Former civil servant U Aung Pe, 70, lives with his family under opensided corrugated iron on the roof of the historic Balthazar building on Bank Street. The perch might be leaky in the rainy season and the whole structure is falling apart, but they like living downtown. And, rooftop shacks have great views and a breeze.

Also downtown in a handsome but decrepit building slated for demolition are the family of a former longtime chef at the Strand Hotel who, when home, “would never explain a dish.” The family is beautifully captured here preparing to leave the mold and falling plaster of their much-loved home behind, after they eventually agreed to move out while a new apartment block is constructed.

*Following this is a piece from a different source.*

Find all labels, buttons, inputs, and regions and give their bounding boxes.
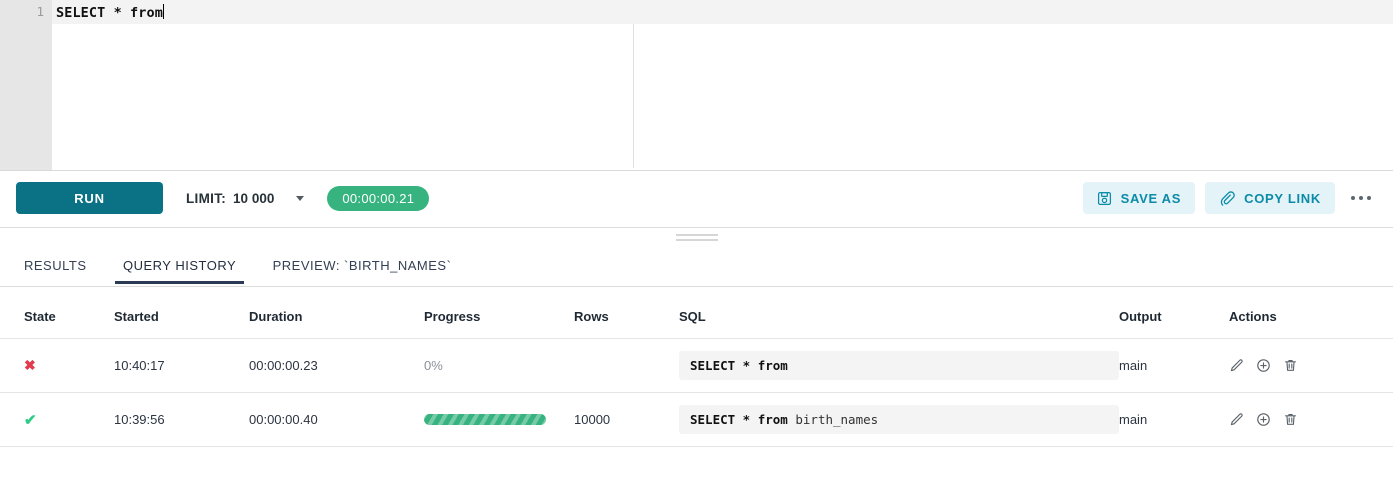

Many of Yangon’s old buildings look set to disappear and with them will go the stories and memories captured with charm and empathy in this beautifully presented and timely book. Some century-old structures featured here have already gone, just a blink in time following the 18 months that the author and photographer spent finding them. One hopes that many more, and the resilient people in them, will find a way to survive. 

“Yangon Echoes,” by Virginia Henderson and Tim Webster, is published by River Books this month.